One side note on the graphics is that this game uses the Super Famicom’s “high res” mode to render the text, allowing them to fit more text in a box and use sharper, easier to read kanji. The next game I’m playing (Odysselia II) also uses this method, although I wonder how widespread it becomes after this point. It does cause a bit of a graphical glitch or stutter on bsnes as the game switches from the regular resolution to the high-res box (and it messes up bsnes-MT’s pixel perfect scaling mode), but I wonder what this looked like on an actual CRT.
The story is fine. With Duran, it begins with the “Red Magician” attacking the kingdom Duran serves, and he leaves home to defeat the magician. Duran’s father was a famous knight hero. Along the way he is chosen by the mana fairy and has to work first to stop the enemies from reviving the mana beasts and destroying the mana stones. The Mana Tree is dying, and to save it they need to open the way to the mana holy land and recover the Mana Sword (this area is taken straight from Secret of Mana).

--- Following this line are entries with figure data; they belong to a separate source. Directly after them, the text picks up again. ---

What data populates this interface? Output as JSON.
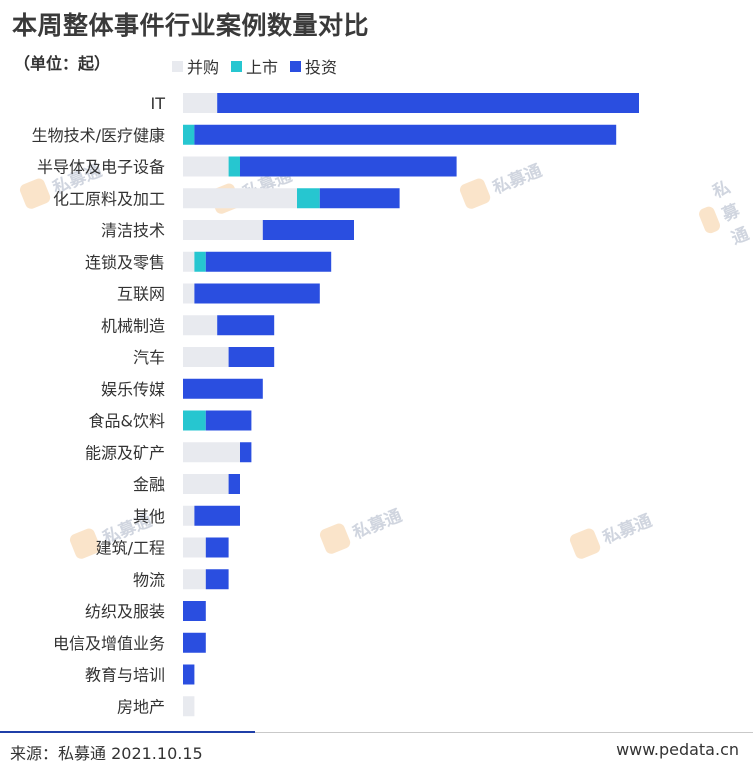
{
  "title": "本周整体事件行业案例数量对比",
  "unit_label": "（单位：起）",
  "footer": {
    "source": "来源：私募通 2021.10.15",
    "site": "www.pedata.cn"
  },
  "watermark": {
    "text": "私募通"
  },
  "colors": {
    "merger": "#e8eaef",
    "ipo": "#26c6d0",
    "investment": "#2a4ee0"
  },
  "chart_data": {
    "type": "bar",
    "orientation": "horizontal",
    "stacked": true,
    "categories": [
      "IT",
      "生物技术/医疗健康",
      "半导体及电子设备",
      "化工原料及加工",
      "清洁技术",
      "连锁及零售",
      "互联网",
      "机械制造",
      "汽车",
      "娱乐传媒",
      "食品&饮料",
      "能源及矿产",
      "金融",
      "其他",
      "建筑/工程",
      "物流",
      "纺织及服装",
      "电信及增值业务",
      "教育与培训",
      "房地产"
    ],
    "series": [
      {
        "name": "并购",
        "values": [
          3,
          0,
          4,
          10,
          7,
          1,
          1,
          3,
          4,
          0,
          0,
          5,
          4,
          1,
          2,
          2,
          0,
          0,
          0,
          1
        ]
      },
      {
        "name": "上市",
        "values": [
          0,
          1,
          1,
          2,
          0,
          1,
          0,
          0,
          0,
          0,
          2,
          0,
          0,
          0,
          0,
          0,
          0,
          0,
          0,
          0
        ]
      },
      {
        "name": "投资",
        "values": [
          37,
          37,
          19,
          7,
          8,
          11,
          11,
          5,
          4,
          7,
          4,
          1,
          1,
          4,
          2,
          2,
          2,
          2,
          1,
          0
        ]
      }
    ],
    "xlim": [
      0,
      50
    ],
    "legend_position": "top",
    "grid": false
  }
}
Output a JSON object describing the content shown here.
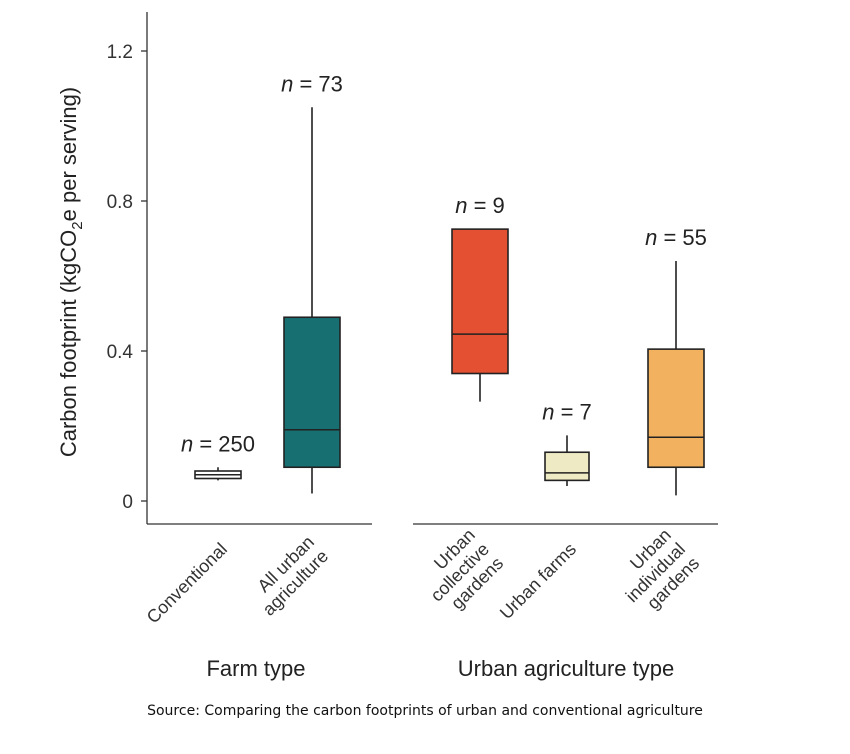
{
  "chart_data": {
    "type": "box",
    "ylabel_parts": [
      "Carbon footprint (kgCO",
      "2",
      "e per serving)"
    ],
    "ylim": [
      0,
      1.3
    ],
    "yticks": [
      0,
      0.4,
      0.8,
      1.2
    ],
    "ytick_labels": [
      "0",
      "0.4",
      "0.8",
      "1.2"
    ],
    "groups": [
      {
        "label": "Farm type",
        "boxes": [
          {
            "name": "conventional",
            "label_lines": [
              "Conventional"
            ],
            "n_label": "250",
            "min": 0.055,
            "q1": 0.06,
            "median": 0.07,
            "q3": 0.08,
            "max": 0.09,
            "color": "#ffffff"
          },
          {
            "name": "all-urban-agriculture",
            "label_lines": [
              "All urban",
              "agriculture"
            ],
            "n_label": "73",
            "min": 0.02,
            "q1": 0.09,
            "median": 0.19,
            "q3": 0.49,
            "max": 1.05,
            "color": "#176f72"
          }
        ]
      },
      {
        "label": "Urban agriculture type",
        "boxes": [
          {
            "name": "urban-collective-gardens",
            "label_lines": [
              "Urban",
              "collective",
              "gardens"
            ],
            "n_label": "9",
            "min": 0.265,
            "q1": 0.34,
            "median": 0.445,
            "q3": 0.725,
            "max": 0.725,
            "color": "#e35032"
          },
          {
            "name": "urban-farms",
            "label_lines": [
              "Urban farms"
            ],
            "n_label": "7",
            "min": 0.04,
            "q1": 0.055,
            "median": 0.075,
            "q3": 0.13,
            "max": 0.175,
            "color": "#eeebc4"
          },
          {
            "name": "urban-individual-gardens",
            "label_lines": [
              "Urban",
              "individual",
              "gardens"
            ],
            "n_label": "55",
            "min": 0.015,
            "q1": 0.09,
            "median": 0.17,
            "q3": 0.405,
            "max": 0.64,
            "color": "#f2b15f"
          }
        ]
      }
    ]
  },
  "source": "Source: Comparing the carbon footprints of urban and conventional agriculture"
}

Along the way we learn about the stories of the other five characters — because I chose Angela and Riese their stories are more involved (Riese needs to take back her kingdom and Angela has to save her mother), but we get some insight into the other three characters as well.
Of course getting the Mana Sword is not the end of the story. The mana beasts have been revived anyway, and we have to go track down all 8 of them and beat them — the story grinds to a halt here. Once the eight are defeated, the final confrontation occurs in a different dungeon depending on your main character choice. Once those people are dealt with, the final boss is in the Mana Holy Land.
I wonder if I would have liked this game more if I weren’t expecting so much from it. I think I first heard about this game in the late 1990s and tried playing it a bit around then. Sometimes a game can be a victim of high expectations.
So don’t necessarily take my bad experience as how you would feel about the game — it’s highly regarded and has a strong fan base.
That being said, this game was remade in 2020 for next-gen systems, and this version looks more fun to me from what I saw on youtube videos. The battle system is much smoother and faster paced, with far fewer moves that pause the gameplay while you watch an animation. I would be interested to hear from anyone who has played this version.